Schnell stellte ich das Funkgerät ab. Das Rauschen und Piepen verstummte. Würde WCKD mich jetzt erwischen, wäre alles umsonst gewesen. Minho wäre WCKD hilflos ausgesetzt und mein Schiksal besiegelt.
Das Funkgerät lag schwer in meiner Hand und erweckte die schlimmen Erinnerungen an die letzten Wochen.
Schließlich nahm ich noch die Batterien heraus und versteckte das Funkgerät in einem Küchenschrank, hinter dem Geschirr.
Ratlos sah ich mich in meinem neuen Zuhause um. Die Wohnung war klein und eng. Gerade groß genug, um alleine darin zu leben. Vermutlich musste es so sein, wenn die restlichen Überlebenden der Menschheit in einer einzigen Stadt lebten zusammenlebten.
Immerhin gab es alles, was man zum Leben benötigte. Außerdem war es deutlich angenehmer, als in der Brandwüste oder im Labyrinth.
Es gab eine kleine Küchenzeile mit einem leeren Kühlschrank und Herd. Daneben einen kleinen Esstisch mit zwei Stühlen. Vor einem, in der Wand eingebauten, Fernseher stand ein schwarzes Sofa. Weiter hinten im Raum befand sich ein Bett. Daneben war ein kleines Badezimmer mit Dusche, Toilette und Waschbecken.
Die Einrichtung war steril und minimalistisch, aber modern. Eine grelle Zimmerlampe erleuchtete den kalten Raum.
Die Außenwand der Wohnung war verglast und ich konnte hinaus in die Stadt sehen.

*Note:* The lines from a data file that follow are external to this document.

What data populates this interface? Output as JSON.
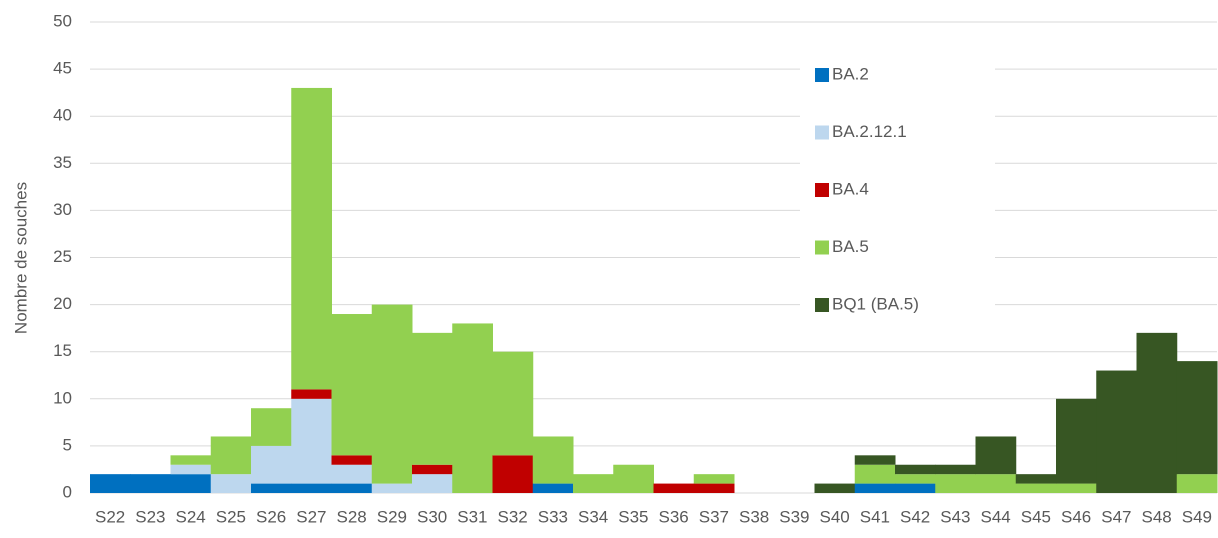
{
  "chart_data": {
    "type": "stacked_bar",
    "y_label": "Nombre de souches",
    "categories": [
      "S22",
      "S23",
      "S24",
      "S25",
      "S26",
      "S27",
      "S28",
      "S29",
      "S30",
      "S31",
      "S32",
      "S33",
      "S34",
      "S35",
      "S36",
      "S37",
      "S38",
      "S39",
      "S40",
      "S41",
      "S42",
      "S43",
      "S44",
      "S45",
      "S46",
      "S47",
      "S48",
      "S49"
    ],
    "series": [
      {
        "name": "BA.2",
        "color": "#0070c0",
        "values": [
          2,
          2,
          2,
          0,
          1,
          1,
          1,
          0,
          0,
          0,
          0,
          1,
          0,
          0,
          0,
          0,
          0,
          0,
          0,
          1,
          1,
          0,
          0,
          0,
          0,
          0,
          0,
          0
        ]
      },
      {
        "name": "BA.2.12.1",
        "color": "#bdd7ee",
        "values": [
          0,
          0,
          1,
          2,
          4,
          9,
          2,
          1,
          2,
          0,
          0,
          0,
          0,
          0,
          0,
          0,
          0,
          0,
          0,
          0,
          0,
          0,
          0,
          0,
          0,
          0,
          0,
          0
        ]
      },
      {
        "name": "BA.4",
        "color": "#c00000",
        "values": [
          0,
          0,
          0,
          0,
          0,
          1,
          1,
          0,
          1,
          0,
          4,
          0,
          0,
          0,
          1,
          1,
          0,
          0,
          0,
          0,
          0,
          0,
          0,
          0,
          0,
          0,
          0,
          0
        ]
      },
      {
        "name": "BA.5",
        "color": "#92d050",
        "values": [
          0,
          0,
          1,
          4,
          4,
          32,
          15,
          19,
          14,
          18,
          11,
          5,
          2,
          3,
          0,
          1,
          0,
          0,
          0,
          2,
          1,
          2,
          2,
          1,
          1,
          0,
          0,
          2
        ]
      },
      {
        "name": "BQ1 (BA.5)",
        "color": "#375623",
        "values": [
          0,
          0,
          0,
          0,
          0,
          0,
          0,
          0,
          0,
          0,
          0,
          0,
          0,
          0,
          0,
          0,
          0,
          0,
          1,
          1,
          1,
          1,
          4,
          1,
          9,
          13,
          17,
          12
        ]
      }
    ],
    "ylim": [
      0,
      50
    ],
    "yticks": [
      0,
      5,
      10,
      15,
      20,
      25,
      30,
      35,
      40,
      45,
      50
    ],
    "grid": true
  }
}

Die Sonne war bereits untergegangen, aber die Lichter der Stadt erleuchteten den Abendhimmel. Ich betrachte den Horizont und dachte an meine Freunde da draußen. Mary, Newt, Thomas, Pfanne, Brenda und Jorge. Sie würden weiterhin ums überleben kämpfen müssen. Leere machte sich in mir breit. Sie waren meine Familie, mein Zuhause, alles was ich hatte.
Und Minho, jeder Gedanke an ihn tat weh. Ich vermisste ihn und zu wissen, dass er WCKD hilflos ausgesetzt war, machte alles noch schlimmer. Es machte mich aggressiv. Der Hass auf WCKD war unerträglich.
Mein Blick schwiff durch die Stadt.
Die Straßen unter mir waren leer, es liefen kaum noch Menschen durch die Gegend und zwischendurch fuhren nur ein paar Autos vorbei.
Das war meine Chance die Gegend unauffällig zu erkunden und mehr heraus zu finden.
Ich schnappte mir die Schlüsselkarte und verließ die Wohnung.
Die Tür schloss sich automatisch ab.
Ich drehte mich gerade um, da stand plötzlich jemand vor mir und ich lief fast in ihn hinein.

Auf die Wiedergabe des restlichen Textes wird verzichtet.